佐藤優氏の新著「見抜く力――びびらない、騙されない。」を読んだので感想文を書いておきます。
日常的に新聞を読んだりニュースを見れば、断片的に情報を得ることができます。しかし、データを集積するだけでは、ノイズが増える一方です。ノイズとインフォメーションを仕分けし、インフォメーションをインテリジェンスに磨き上げていくのが、見抜く力です。
見抜く力とは、事実を拾い上げて選り分け、点を線を繋げ、物語を構成する力でもあります。
「見抜く力」を身に着けたい方は読んでみてください。
どうしたら常識や情報の意味を見抜き、人の本質を見抜き、日常的なビジネスや生活に結び付けられるか、本書からヒントを得ることができるでしょう。
特に私が印象に残ったのは語学学習や著者のルーティンワークですね。
その部分をちょっと紹介します。
語学は実践訓練が大事
商社のビジネスパーソンの語学力は高いと評価されていて、丸紅の社長やみずほ銀行の頭取にその秘訣をインタビューしています。
やはり、語学を仕事で使えるようにする一番の方法は、「現地の人と話すこと」だと言っています。
これは本当にその通りです。
海外に駐在していても現地の人と外国語で話す機会がなければ絶対に語学は向上しません。海外駐在経験があっても語学レベルが低いおじさんたちが一杯いるのは、周りに日本語を話せる社員や顧客がたくさんいるからです。
私は幸運なことに周りに日本語を話せる人がいない環境で仕事をすることができました。
分からないことを聞くのも、食事中も、カラオケも全編中国語です。
これで中国語のスピーキング能力と歌唱力を大幅にレベルアップさせることができました。
佐藤氏もこのように言っています。
ダフ屋とのやり取りでロシア語力を鍛えられました。旧ソ連時代のモスクワでは、切符はダフ屋経由でしか買えなかったからです。
私も中国カラオケのママとのやり取りで中国語力を鍛えられました。適正価格で素敵な女の子を紹介してもらうためには、ママとの交渉や人間関係の構築が不可欠だったからです。
時間管理術の6大ルール
- 情報はすべて1冊のノートに
- スケジュールは2年手帳に
- 1日を振り返り、記録する
- 1日4時間はインプットを
- 明日できることは今日やらない
- 足りない時間はお金で買う
見抜く力を磨く時間管理術。
私が個人的にいいなと思うのは、1日を振り返り記録することです。
実は私もちょっと前に始めました。
勉強した内容や読んだ本、トレーニング内容を書いておくのです。

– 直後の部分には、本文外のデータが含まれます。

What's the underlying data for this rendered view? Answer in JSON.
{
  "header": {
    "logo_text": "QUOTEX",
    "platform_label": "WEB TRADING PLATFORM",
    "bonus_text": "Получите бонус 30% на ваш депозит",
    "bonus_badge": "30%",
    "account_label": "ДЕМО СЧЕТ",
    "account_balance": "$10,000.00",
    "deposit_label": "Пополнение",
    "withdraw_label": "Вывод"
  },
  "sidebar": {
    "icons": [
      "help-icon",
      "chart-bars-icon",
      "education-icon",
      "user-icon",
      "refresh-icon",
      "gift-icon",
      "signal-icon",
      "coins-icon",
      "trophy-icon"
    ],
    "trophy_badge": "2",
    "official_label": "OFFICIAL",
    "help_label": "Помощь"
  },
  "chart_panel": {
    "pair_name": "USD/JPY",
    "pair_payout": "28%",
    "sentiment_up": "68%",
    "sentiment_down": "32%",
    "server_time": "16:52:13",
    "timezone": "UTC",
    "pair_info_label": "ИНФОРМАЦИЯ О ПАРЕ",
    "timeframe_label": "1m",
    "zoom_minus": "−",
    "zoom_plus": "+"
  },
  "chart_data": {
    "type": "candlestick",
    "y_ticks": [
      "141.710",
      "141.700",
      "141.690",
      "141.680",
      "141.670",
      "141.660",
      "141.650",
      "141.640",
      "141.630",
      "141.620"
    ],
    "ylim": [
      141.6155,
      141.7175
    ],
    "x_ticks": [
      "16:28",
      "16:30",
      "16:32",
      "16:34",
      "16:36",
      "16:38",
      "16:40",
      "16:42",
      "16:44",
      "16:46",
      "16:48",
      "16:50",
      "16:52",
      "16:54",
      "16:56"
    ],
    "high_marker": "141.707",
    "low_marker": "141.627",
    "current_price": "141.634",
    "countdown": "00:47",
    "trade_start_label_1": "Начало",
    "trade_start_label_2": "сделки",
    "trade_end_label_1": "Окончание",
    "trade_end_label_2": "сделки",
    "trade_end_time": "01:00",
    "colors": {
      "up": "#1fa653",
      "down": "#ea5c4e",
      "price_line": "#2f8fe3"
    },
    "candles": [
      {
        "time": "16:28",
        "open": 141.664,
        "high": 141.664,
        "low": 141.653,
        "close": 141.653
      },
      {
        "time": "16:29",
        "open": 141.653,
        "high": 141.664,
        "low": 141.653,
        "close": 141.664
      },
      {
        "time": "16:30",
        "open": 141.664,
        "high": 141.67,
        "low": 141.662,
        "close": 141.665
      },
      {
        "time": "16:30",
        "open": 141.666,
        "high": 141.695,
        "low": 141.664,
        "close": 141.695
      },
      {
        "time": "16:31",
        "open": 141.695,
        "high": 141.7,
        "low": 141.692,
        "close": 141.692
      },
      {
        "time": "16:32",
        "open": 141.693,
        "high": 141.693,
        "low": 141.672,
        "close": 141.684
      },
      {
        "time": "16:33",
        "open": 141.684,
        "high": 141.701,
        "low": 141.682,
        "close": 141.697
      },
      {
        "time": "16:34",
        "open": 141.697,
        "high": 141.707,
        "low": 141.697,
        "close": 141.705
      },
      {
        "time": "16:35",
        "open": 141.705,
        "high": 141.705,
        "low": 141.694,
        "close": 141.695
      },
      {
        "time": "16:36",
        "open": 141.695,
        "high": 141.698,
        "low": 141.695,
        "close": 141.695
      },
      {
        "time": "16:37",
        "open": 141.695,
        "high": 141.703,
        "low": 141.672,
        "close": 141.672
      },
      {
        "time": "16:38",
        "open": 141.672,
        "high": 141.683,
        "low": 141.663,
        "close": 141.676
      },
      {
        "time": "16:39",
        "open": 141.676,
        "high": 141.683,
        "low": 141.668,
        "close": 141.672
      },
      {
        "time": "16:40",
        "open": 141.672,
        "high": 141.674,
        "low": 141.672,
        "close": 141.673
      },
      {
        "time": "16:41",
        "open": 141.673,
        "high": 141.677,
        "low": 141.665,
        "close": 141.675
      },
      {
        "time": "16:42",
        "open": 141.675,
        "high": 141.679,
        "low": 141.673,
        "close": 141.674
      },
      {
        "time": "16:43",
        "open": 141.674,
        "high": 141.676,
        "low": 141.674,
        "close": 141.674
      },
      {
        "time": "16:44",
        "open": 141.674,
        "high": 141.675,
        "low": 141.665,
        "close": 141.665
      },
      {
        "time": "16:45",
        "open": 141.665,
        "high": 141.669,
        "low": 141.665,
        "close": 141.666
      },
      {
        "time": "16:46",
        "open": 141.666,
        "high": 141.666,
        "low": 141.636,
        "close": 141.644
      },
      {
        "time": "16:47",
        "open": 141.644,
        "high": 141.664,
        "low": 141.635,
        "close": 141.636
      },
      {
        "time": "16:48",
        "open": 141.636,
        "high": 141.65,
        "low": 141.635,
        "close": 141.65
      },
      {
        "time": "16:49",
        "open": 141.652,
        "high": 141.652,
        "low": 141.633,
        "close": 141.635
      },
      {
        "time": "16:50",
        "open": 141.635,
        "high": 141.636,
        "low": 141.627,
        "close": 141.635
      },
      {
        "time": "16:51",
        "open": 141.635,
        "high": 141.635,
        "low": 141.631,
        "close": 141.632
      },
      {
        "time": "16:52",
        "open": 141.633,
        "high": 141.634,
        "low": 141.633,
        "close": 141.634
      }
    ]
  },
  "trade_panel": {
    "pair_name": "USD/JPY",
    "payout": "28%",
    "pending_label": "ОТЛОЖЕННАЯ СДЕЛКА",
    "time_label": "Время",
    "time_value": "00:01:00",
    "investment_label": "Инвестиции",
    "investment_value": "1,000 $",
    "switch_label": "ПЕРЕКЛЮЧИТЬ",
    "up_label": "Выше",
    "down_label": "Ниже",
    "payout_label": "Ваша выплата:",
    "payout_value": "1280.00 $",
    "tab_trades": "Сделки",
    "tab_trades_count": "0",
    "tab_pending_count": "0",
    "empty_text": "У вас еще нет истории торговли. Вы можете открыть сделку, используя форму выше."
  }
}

ルーティン系はフォーマットを決めて何をどのくらい進めたか、それ以外にも取り組んだことなどを書いておきます。
そうすると何が出来ていて、できていないか一目瞭然なので、課題が分かりやすくなります。
- この時期は読書をちゃんとしていたけど最近だめだな、とか。
- 最近英語ばっかりで中国語をやれてないな、とか。
- 外国語の勉強はできていないが、今日は確定申告の勉強をできたな、とか。
結構役に立ちます。
簡単でいいので一日の振り返りをすると、次にやらなければいけないことや今後の課題が確認できるのでおすすめです。
それと並行してインプットの時間を確保することも大切です。
本を読む、音楽を聞く、映画を見る、絵を見る、などなど。
そして得られた知見を午前中にアウトプットする。
佐藤氏も原稿を書くのは朝がいいと言っています。私もブログは午前中に書くようにしています。これはいい感じで習慣化できたので今後も続けていくつもりです。
英語以外の語学を身に着けよう
英語に次ぐ外国語の修得は、今後必須になるでしょう。特に中国語です。
英語に関しては「TOEFL iBT」で100くらいまで実力を上げておき、あとは中国語を使えるようにしたり、中国史や国際関係について大学の助教クラスから、10~15回と回数を区切って講義してもらいます。
こういう激ムズなことをさらりと言ってくれるのが佐藤氏のいいところですね。
「TOEFL iBT」で100くらいまでだけでもめちゃくちゃむずいですからね。
でも言っていることは分かります。
私も英語と中国語は大切だと思っているので、日頃から試験を受けて実力を把握するように努めています。
いかがでしたか。
見抜く力を身に着けるためには、並大抵の努力ではだめだということを本書を読んで再認識しました。
厳しい状況を生き抜かなければならない今こそ、見抜く力を研ぎ澄ますチャンスなのです。